Reported in the Indianapolis Star:
A political scientist, Stephen M. King of Taylor University, offers Hoosiers a template to measure the quality of their political leadership between elections. Just in time, it turns out. The Indianapolis Star on March 10 delivered a lecture to its readers on the difficulty of leadership in such hard times, the need to lower expectations.
To summarize, The Star trusts Senate Appropriations Chairman Luke Kenley and House Speaker Brian Bosma when they say that state government can’t get any smaller right now. So please don’t distract them; they’re doing the best that can be done. By the way, the uppity insistence of a new governor on cutting state income taxes by 10 percent is not helpful.
“It was exceedingly difficult to keep the state on a fiscally sustainable path while tax revenues tumbled and the demand for services grew as a result of rising unemployment and falling incomes,” The Star editors wrote in outlining the leadership’spolicy of protecting the major government revenue streams.
The problem, it seems, is that taxpayers haven’t done their part. They haven’t found taxable employment in numbers that the leadership judges adequate for the needs of government.

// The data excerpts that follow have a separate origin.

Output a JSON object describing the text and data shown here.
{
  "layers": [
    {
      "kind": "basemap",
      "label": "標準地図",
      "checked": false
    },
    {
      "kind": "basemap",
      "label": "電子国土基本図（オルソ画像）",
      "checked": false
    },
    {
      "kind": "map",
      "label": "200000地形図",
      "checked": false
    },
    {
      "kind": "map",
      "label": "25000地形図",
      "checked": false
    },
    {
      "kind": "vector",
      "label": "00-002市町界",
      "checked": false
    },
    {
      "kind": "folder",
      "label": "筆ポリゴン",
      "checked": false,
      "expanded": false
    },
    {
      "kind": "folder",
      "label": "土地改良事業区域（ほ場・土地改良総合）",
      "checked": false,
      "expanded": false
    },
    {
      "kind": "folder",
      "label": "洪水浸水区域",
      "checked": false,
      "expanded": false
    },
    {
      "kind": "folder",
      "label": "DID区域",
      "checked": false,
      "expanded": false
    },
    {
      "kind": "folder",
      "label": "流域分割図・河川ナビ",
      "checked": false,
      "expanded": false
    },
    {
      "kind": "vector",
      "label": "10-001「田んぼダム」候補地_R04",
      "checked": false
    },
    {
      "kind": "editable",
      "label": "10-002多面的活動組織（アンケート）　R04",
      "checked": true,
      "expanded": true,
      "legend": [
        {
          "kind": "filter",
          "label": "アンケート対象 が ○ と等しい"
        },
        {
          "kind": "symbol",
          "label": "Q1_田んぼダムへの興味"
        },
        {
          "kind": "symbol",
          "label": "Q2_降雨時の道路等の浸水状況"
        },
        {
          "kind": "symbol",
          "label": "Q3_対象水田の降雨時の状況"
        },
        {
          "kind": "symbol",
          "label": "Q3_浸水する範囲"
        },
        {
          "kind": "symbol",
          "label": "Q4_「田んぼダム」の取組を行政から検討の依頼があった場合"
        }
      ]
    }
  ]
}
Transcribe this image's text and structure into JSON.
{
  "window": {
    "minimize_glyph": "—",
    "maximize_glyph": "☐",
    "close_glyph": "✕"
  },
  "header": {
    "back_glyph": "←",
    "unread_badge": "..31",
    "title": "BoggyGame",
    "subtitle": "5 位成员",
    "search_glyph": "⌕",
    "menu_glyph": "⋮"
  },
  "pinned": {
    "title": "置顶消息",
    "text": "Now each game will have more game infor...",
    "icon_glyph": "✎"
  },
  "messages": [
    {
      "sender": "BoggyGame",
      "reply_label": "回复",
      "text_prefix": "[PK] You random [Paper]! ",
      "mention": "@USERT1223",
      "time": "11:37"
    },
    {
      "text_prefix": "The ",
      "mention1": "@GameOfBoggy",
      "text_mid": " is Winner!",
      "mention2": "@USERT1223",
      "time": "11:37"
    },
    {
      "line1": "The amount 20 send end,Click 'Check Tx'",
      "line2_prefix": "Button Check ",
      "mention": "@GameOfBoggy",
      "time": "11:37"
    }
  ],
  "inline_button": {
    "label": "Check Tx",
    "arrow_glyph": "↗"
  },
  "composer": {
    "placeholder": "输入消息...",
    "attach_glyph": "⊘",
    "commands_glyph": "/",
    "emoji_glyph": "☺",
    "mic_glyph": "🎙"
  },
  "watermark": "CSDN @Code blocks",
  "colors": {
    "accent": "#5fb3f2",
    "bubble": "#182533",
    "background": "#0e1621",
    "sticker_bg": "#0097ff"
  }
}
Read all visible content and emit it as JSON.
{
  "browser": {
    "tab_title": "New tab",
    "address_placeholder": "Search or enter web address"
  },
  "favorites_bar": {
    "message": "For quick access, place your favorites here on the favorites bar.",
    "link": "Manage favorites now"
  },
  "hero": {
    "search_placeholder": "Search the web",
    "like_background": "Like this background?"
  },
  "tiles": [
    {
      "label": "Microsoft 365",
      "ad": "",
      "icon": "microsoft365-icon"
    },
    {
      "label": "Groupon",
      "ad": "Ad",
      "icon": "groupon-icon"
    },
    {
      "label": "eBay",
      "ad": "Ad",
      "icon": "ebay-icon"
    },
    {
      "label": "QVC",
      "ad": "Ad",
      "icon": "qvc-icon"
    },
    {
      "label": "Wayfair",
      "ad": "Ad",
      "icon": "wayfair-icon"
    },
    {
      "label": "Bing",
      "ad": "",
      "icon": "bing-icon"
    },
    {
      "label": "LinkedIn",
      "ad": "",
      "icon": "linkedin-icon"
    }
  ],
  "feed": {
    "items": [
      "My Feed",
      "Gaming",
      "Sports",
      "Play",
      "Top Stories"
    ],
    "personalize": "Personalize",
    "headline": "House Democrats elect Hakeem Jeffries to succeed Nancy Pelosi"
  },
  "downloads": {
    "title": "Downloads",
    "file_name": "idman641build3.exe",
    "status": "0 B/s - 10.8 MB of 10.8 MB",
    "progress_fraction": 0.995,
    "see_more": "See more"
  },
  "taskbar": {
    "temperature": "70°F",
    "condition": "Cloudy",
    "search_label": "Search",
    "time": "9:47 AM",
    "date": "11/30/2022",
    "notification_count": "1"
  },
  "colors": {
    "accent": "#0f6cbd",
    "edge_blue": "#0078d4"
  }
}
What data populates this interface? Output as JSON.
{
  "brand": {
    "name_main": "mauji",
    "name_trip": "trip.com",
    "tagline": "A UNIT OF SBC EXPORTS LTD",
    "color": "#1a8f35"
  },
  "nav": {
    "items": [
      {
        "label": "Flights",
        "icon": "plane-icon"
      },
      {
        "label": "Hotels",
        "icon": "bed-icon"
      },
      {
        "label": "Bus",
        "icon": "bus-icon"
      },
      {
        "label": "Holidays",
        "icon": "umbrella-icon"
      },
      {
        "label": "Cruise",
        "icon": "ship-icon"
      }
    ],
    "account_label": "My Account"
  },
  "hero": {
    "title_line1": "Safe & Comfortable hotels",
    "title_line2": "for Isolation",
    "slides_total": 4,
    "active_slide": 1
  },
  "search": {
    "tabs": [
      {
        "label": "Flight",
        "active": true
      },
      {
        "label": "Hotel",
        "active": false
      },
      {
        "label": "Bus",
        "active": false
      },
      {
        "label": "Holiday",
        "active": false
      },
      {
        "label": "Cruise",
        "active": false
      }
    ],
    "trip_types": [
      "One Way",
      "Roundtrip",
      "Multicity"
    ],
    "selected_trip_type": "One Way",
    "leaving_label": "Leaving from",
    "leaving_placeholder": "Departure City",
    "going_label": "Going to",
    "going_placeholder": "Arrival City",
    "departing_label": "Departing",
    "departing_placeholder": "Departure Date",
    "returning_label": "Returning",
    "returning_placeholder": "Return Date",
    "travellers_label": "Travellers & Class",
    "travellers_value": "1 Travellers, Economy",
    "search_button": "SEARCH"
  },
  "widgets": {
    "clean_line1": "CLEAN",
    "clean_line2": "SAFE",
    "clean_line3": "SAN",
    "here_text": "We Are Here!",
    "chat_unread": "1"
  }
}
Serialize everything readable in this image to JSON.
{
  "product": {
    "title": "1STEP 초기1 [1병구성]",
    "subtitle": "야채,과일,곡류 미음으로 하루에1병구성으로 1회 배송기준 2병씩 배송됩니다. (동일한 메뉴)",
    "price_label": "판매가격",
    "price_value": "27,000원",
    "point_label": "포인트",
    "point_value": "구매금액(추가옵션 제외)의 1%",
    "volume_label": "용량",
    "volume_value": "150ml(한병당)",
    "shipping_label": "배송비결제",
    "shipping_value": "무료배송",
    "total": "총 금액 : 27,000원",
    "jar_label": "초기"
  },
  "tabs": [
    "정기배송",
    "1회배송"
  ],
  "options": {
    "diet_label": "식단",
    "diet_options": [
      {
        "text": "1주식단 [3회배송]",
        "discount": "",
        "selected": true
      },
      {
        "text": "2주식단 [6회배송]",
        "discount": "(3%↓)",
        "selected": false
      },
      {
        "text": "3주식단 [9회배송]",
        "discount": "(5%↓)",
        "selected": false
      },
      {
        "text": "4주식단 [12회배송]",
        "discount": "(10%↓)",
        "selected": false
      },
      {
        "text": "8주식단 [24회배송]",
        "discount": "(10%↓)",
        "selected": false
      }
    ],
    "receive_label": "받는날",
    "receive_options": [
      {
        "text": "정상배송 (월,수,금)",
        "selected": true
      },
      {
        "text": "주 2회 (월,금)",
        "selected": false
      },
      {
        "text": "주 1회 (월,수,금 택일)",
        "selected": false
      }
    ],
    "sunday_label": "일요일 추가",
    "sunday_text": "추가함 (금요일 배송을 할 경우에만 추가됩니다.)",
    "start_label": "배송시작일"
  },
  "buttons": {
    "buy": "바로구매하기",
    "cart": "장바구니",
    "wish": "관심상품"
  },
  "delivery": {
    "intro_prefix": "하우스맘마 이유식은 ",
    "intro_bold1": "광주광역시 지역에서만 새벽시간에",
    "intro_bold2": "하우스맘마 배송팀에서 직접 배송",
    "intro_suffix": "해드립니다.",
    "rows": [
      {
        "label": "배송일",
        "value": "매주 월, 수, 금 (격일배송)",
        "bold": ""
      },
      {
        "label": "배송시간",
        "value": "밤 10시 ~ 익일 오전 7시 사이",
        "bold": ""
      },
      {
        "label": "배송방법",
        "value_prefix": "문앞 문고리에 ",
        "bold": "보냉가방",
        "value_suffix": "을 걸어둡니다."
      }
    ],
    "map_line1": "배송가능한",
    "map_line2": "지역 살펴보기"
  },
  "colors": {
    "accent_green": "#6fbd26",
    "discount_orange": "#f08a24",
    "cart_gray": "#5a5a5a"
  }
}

But is the solution to maintain tax pressure on those employers and investors who might otherwise find ways to become more productive and create new jobs?
If so, that’s not policy, that’s accounting; we could program our smartphones to do it.
King’s template skips over journalistic whim to empirically weigh leadership decisions on three factors: personality, politics and policy. However such a template is applied to the current budget debate, our guess is that business will not be done as usual the remainder of this session. For the legislative rank and file is by now fully aware that the electorate is concerned about its own little budgets at its own little statehouses (in most cases, kitchen tables).
What voters see in plain sight all around them is an Indiana, despite the proclaimed heroics of its legislative leaders, becoming a third-tier state. Indeed, King cites data showing us falling behind the nation and region in five of six key economic indicators.
Asking voters to pay for new infrastructure and shore up basic education because the supermajority won’t swear off public-sector collective bargaining and a prevailing wage on public construction is irresponsible. It is asking your spouse to take a second job because you spent the grocery envelope on beer and pickled eggs.
Under such calculation, the laws of economics don’t apply to government itself. For Bosma and Kenley, past accounting and spending errors don’t carry over to the next page, do not prompt systemic adjustment. The leadership thereby proclaims itself supremely exempt from the rules by which the rest of us live.
And that, King’s template might predict, is a leadership that will not stand.